NASA’s Mars InSight lander became the first spacecraft to successfully land on Mars since 2012 when it touched down on Nov. 27. It’s mission: to drill deep into Mars’ interior and explore how the planet formed.
The U.S. is the only country to have successfully landed spacecraft on Mars, but a glitch-free landing was by no means guaranteed.
InSight will be the first spacecraft to drill down into the deep interior of Mars, and scientists hope the data it gathers will give them clues into how the planet formed.
The information it gathers could even shed light on how our home planet and others in our solar system evolved.
“InSight will address a fundamental issue of solar system science, not just specific questions about a single planet. By studying Mars, InSight would illuminate the earliest evolution of rocky planets, including Earth.” — NASA said in a mission fact sheet.
Not everyone in the science community thinks space exploration is a good thing.
Adler astronomer Lucianne Walkowicz, who is the Baruch S. Blumberg NASA/Library of Congress Chair in Astrobiology, and Cosmologist Dr. Chanda Prescod-Weinstein with Department of Physics at the University of Washington, and fellow at NASA’s Goddard Space Flight Center, at a conference titled, “Decolonizing Mars”, voiced concerns on the exploration or colonization of Mars. The main concerns are intersectional, an assertion that people are often disadvantaged by multiple sources of oppression: their race, class, gender identity, sexual orientation, religion, and other identity markers
Walkowicz on the topic of Indigenous Martian’s rights.
There are a variety of scientific reasons why human presence might make certain investigations easier on Mars. But I’m disturbed by the way people talk about going to Mars as if the planet is ours… When we talk about terraforming, that’s a planetary-scale strip mining operation.
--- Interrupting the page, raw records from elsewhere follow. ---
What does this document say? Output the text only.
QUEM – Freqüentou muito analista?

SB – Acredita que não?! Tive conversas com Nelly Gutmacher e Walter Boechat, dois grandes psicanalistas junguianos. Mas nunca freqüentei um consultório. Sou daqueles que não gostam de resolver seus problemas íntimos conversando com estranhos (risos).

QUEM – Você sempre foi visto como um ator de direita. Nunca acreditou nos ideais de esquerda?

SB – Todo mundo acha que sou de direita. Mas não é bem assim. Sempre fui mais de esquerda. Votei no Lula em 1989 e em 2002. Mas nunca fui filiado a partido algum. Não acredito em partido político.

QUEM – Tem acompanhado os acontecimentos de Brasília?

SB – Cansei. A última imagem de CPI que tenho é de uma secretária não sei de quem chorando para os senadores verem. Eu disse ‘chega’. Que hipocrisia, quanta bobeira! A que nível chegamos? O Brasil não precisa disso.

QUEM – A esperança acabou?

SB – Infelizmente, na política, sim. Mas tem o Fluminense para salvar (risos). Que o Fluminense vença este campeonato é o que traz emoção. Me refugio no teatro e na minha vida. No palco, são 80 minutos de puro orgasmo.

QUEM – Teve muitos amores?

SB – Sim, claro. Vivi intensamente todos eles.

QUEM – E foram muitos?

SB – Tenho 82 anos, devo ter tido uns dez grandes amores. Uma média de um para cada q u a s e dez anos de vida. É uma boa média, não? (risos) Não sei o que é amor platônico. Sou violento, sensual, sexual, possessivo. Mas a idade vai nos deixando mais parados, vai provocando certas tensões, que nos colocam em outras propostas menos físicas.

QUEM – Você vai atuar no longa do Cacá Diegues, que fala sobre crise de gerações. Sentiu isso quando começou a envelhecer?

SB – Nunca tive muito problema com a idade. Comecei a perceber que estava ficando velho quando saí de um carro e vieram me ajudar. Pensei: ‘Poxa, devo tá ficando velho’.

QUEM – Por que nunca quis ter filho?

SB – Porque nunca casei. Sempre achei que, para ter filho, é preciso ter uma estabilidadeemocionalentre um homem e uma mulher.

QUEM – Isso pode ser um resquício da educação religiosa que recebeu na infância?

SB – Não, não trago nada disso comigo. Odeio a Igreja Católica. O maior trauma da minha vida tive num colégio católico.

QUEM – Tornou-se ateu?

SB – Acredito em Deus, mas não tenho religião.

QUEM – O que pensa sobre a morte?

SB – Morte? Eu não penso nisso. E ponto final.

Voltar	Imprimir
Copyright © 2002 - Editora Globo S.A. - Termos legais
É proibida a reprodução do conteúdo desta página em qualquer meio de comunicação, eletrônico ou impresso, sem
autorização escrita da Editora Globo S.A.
If you transform a planetary environment, even if you think you know how to do it, that represents a total alteration of the chemistry and physics of the planet, which means you may erase the history of life that might be there.
It’s been troubling to me to hear people erasing what’s going on here on our own planet both from an environmental standpoint and an indigenous rights standpoint when they talk about going to other planets.
There’s a matter of inclusion—space exploration is something that we all take part in. That’s true of public missions and not private companies. Their aims are often different from what people think about. We have to think about the way we talk about who goes to space—who’s included in the conversation in who’s not. One of the fundamental things to do is just include [those normally left out of these discussions] in the conversation in a real way, such that they’re actually listened to.
On what ‘Decolonizing” means to Chanda Prescod-Weinstein: Exploring and developing are bad words.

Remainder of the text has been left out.